第1話 とりあえず、郷に入っては郷に従っとけ。大丈夫だから。


 銀時、新八、神楽、そして翔の4人の前に、武将達が正座で対面していた。
 しかも、椅子の上で。
 椅子の上で正座をするなんて、どこかの馬鹿がやっていれば良いのだが。まぁ、作者もそれをする馬鹿の1人と言う事で。

「で、あなた方は天井に開いた穴から落ちてきた……んですよね?」

 新八は、武将達に確かめるように訊いた。
 あぁ、とそっけない返事を返してきたのは、三日月の前立てをつけた隻眼の青年である。歳は19ぐらいだろうか。
 さぁ困った。困ったぞ。異世界の奴らが、江戸の世界にやってきちゃったぞ。

「まぁとりあえずだな、名を名乗れ。そのあとに警察に突き出してやるから」

「てめぇらから名乗りやがれ。それが礼儀ってもんだろうが」

 超俺様態度を見せる、隻眼青年。銀時の顔に青筋が立ちました。
 しかし、ここは大人の威厳の見せどころ。

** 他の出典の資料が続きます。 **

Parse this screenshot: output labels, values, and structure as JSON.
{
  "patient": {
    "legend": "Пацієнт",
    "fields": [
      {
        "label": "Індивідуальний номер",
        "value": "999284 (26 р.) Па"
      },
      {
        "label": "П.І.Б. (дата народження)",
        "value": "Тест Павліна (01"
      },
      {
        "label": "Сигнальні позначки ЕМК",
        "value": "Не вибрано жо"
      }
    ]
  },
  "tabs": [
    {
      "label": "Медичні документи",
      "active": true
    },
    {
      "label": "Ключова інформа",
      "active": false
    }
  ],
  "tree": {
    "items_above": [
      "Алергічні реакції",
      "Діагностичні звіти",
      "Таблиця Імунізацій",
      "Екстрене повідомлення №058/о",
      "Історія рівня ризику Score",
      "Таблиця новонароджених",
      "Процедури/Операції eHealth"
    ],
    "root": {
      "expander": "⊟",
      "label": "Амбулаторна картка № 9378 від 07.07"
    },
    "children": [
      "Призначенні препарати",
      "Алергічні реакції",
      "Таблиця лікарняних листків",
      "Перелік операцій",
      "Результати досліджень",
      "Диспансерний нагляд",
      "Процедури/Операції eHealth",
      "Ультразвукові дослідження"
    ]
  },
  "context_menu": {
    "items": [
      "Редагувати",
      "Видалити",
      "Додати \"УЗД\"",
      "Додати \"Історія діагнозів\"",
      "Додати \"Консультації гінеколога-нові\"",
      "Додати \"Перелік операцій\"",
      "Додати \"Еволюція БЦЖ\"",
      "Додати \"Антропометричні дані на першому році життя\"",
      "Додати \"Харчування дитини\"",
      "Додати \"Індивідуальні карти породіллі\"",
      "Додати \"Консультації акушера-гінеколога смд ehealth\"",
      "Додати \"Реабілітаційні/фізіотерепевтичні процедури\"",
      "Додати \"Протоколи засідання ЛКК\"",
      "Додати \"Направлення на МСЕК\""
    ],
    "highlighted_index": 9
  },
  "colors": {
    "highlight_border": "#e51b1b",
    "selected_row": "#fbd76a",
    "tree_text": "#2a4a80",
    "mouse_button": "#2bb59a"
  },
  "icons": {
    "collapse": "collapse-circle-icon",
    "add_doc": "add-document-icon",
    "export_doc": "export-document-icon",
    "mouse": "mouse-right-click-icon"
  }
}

翔を見るような目で我慢した。

「ここ、万事屋銀ちゃんのオーナー、坂田銀時だ」

「従業員の志村新八です」

「歌舞伎町の女王、神楽ネ」

「……東翔だ」

 と、とりあえず名乗っておいたが。武将達は怪訝そうな表情。
 新八が不思議に思ったのか、何故そんな顔をするのか訊いてみると。

「名字があるって事は、どっかの武将か?」

「ハイ? 武将?」

 思わず首を傾げる3人。1人——翔は、どうでもいい様子。ふわぁ、と欠伸なんかしてやがるよこいつ。
 何故こんなところに、武将なんかが出てくるのだろう。というか、廃刀令のご時世に、武器所持なんてしていたら討ち首獄門さらし首。
 え、翔? 翔は死神だから。外に出る時、鎌を透明にしてるんだ、こいつ。

「武将だって言うんなら、容赦はしねぇ。You see?」

 隻眼少年、後ろに居るゴツイお兄さんと一緒に抜刀。しかもよく研がれた綺麗な刀——じゃなくて!!
 このままだと殺されるぅ!! 生命の危険!!
 銀時は、頼みの綱である翔をゆすった。

「おい、おいおいおい。こいつらを止めてくれよ。俺ら殺されちゃうよ?」

「ふーん。俺が手を下す必要はねぇんだし、このまま殺されてさっさと地獄へ逝け」

「おいぃぃぃぃ!!! 仮にも俺、君を養っているんですよ?! ねぇ、正体の分からない君を雇っているんですよ?! お願いくらい聞いてよ!!」

「大丈夫だ、そこの女顔もまとめてあの世に送ってやる」

 そんな言葉を聞いた瞬間、翔の動きが止まった。
 辺りが水を打ったように静かになったと同時に、ものすごい殺気が翔からあふれ出す。
 ゆらりと立ちあがり、翔はにっこりとした笑顔を浮かべた。
 ————後ろから般若が出ている、そんな黒い笑みだったが。

「へぇ。へぇぇぇぇ。俺を殺す? やってみろよぉ。殺せよぉ、殺せるもんなら殺してみろよぉ」

 両腕を楽しそうにブンブンと振りながら、隻眼青年を挑発する翔。とても怖い。
 だが、そんな状況を楽しんでいるのか、青年は笑みを浮かべた。
 こいつ……慣れている?!

「面白ぇ。Let's Party!!」

「ま、政宗様!!」

 ゴツイ顔のお兄ちゃんは、青年を止めようと腕を伸ばしたが、見事に空振り。
 青年は机を踏み、翔に向かって刀を振り上げた。
 刹那、翔と青年の襟元がつかまれ、窓の外へ放り投げられた。
 4月のお空の星となった2人。銀時、新八及び、武将達はギギギ、ギギギと錆びた機械音がなるかの如く、首をとある方向へ向けた。
 そこに居たのは、綺麗な空と同じ色をした髪の毛と、深海色の瞳をした少女が、笑っていた。

「何をしてるのかな? まだ、お昼時なんだけど? うちらは、朝なんて大嫌いなんだよ?」

 手に持った湯呑を握力で捻りつぶし、少女は歌うように言葉を紡ぐ。
 そこへ、翔が気絶した隻眼青年を連れて、万事屋へ戻ってきた。そして少女を見るなり、金切り声を上げる。

「何をするんだ、雫!!」

「黙らっしゃい!! 騒ぐんなら、外でやって!!」

 少女、雫は机を踏みつけてどなった。
 哀れ、机は雫に踏みつけられた途端、バキッと音と共に粉砕された。